Cela ne signifie pas, toutefois, qu'il n'était pas exposé aux dangers, ni que
la situation de la Cause n'était pas grave. Les grandes propriétés non construites
entourant le Mausolée du Bab étaient la plus grande source d'inquiétude, car
elles étaient bordées de toutes parts des domaines occupés par des arabes. Tout
espace ouvert, tout endroit surélevé était une source de peur pour les deux
parties de la population qui étaient si fréquemment victimes de coups de feu
d'attaques a la bombe, et de jets de grenades.
Ce fut un choc pour Shoghi Effendi, quand il découvrit un jour, en regardant
a la jumelle la propriété du Mausolée, que les soldats britanniques avaient
installé un canon sur notre propriété, surplombant la route.
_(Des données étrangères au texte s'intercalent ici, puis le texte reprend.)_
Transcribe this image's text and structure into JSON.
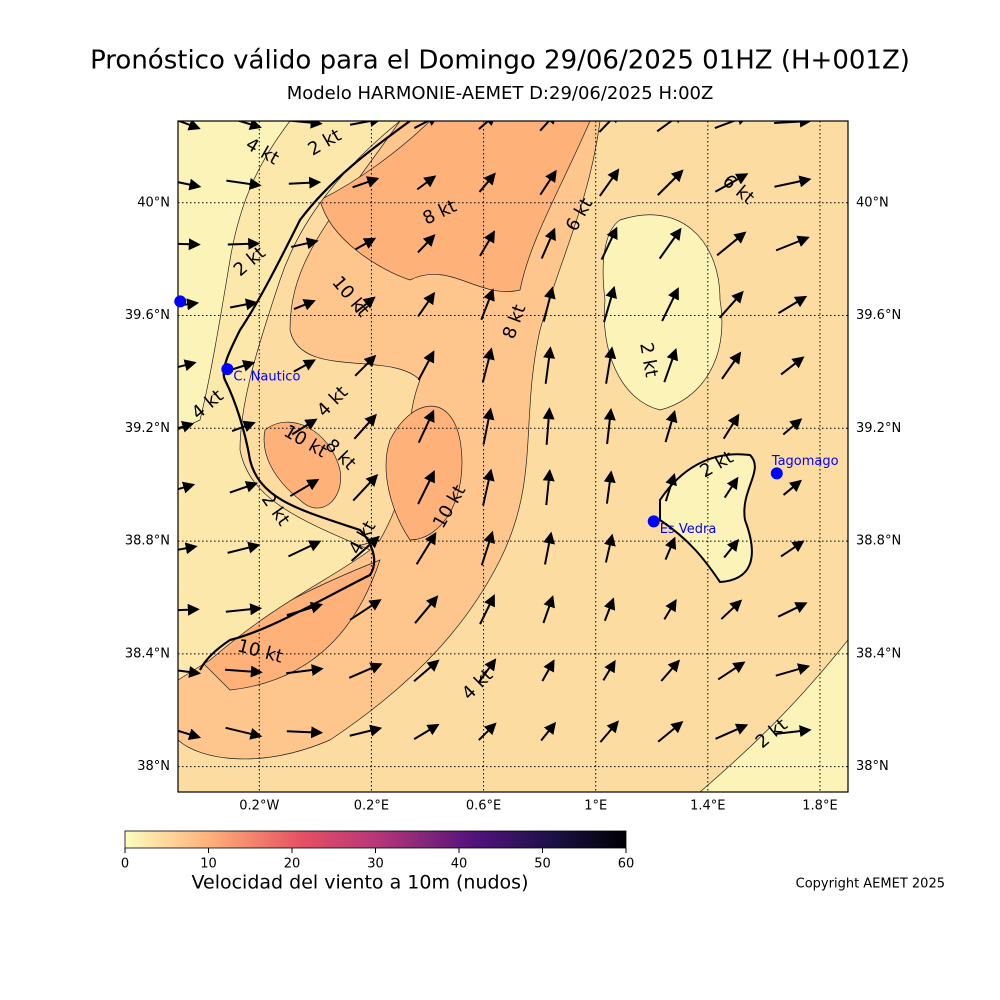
{
  "header": {
    "title": "Pronóstico válido para el Domingo 29/06/2025 01HZ (H+001Z)",
    "subtitle": "Modelo HARMONIE-AEMET D:29/06/2025 H:00Z"
  },
  "map": {
    "xlim": [
      -0.49,
      1.9
    ],
    "ylim": [
      37.91,
      40.29
    ],
    "xticks": [
      {
        "value": -0.2,
        "label": "0.2°W"
      },
      {
        "value": 0.2,
        "label": "0.2°E"
      },
      {
        "value": 0.6,
        "label": "0.6°E"
      },
      {
        "value": 1.0,
        "label": "1°E"
      },
      {
        "value": 1.4,
        "label": "1.4°E"
      },
      {
        "value": 1.8,
        "label": "1.8°E"
      }
    ],
    "yticks": [
      {
        "value": 38.0,
        "label": "38°N"
      },
      {
        "value": 38.4,
        "label": "38.4°N"
      },
      {
        "value": 38.8,
        "label": "38.8°N"
      },
      {
        "value": 39.2,
        "label": "39.2°N"
      },
      {
        "value": 39.6,
        "label": "39.6°N"
      },
      {
        "value": 40.0,
        "label": "40°N"
      }
    ],
    "stations": [
      {
        "lon": -0.482,
        "lat": 39.65
      },
      {
        "name": "C. Nautico",
        "lon": -0.314,
        "lat": 39.41
      },
      {
        "name": "Tagomago",
        "lon": 1.646,
        "lat": 39.04
      },
      {
        "name": "Es Vedra",
        "lon": 1.207,
        "lat": 38.87
      }
    ],
    "contour_labels": [
      "4 kt",
      "2 kt",
      "8 kt",
      "6 kt",
      "6 kt",
      "2 kt",
      "10 kt",
      "8 kt",
      "2 kt",
      "4 kt",
      "4 kt",
      "10 kt",
      "8 kt",
      "2 kt",
      "10 kt",
      "2 kt",
      "4 kt",
      "10 kt",
      "4 kt",
      "2 kt"
    ]
  },
  "colorbar": {
    "label": "Velocidad del viento a 10m (nudos)",
    "lim": [
      0,
      60
    ],
    "ticks": [
      0,
      10,
      20,
      30,
      40,
      50,
      60
    ]
  },
  "footer": {
    "copyright": "Copyright AEMET 2025"
  }
}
Ils pensaient évidemment
que la bas, ils seraient en bonne position pour riposter en cas d'attaques dans
le voisinage. Ils n'y restèrent pas. Mais l'alerte était donnée: nous courrions
le terrible danger d'être accusés de prendre parti et impliqués, de quelque
manière, et par inadvertance dans la tuerie qui continuait tout autour de nous.
je me rappelle un jour, un juif qui faisait quelques travaux pour nous, venait
de quitter la propriété du Mausolée quand quelques arabes vinrent le demander;
ils l'auraient probablement tués s'ils l'avaient trouvé, et cela aurait eu des
répercussions terribles pour une communauté si passionnément opposée a l'écoulement
de sang qui avait lieu ces jours, si totalement neutre dans la lutte politique.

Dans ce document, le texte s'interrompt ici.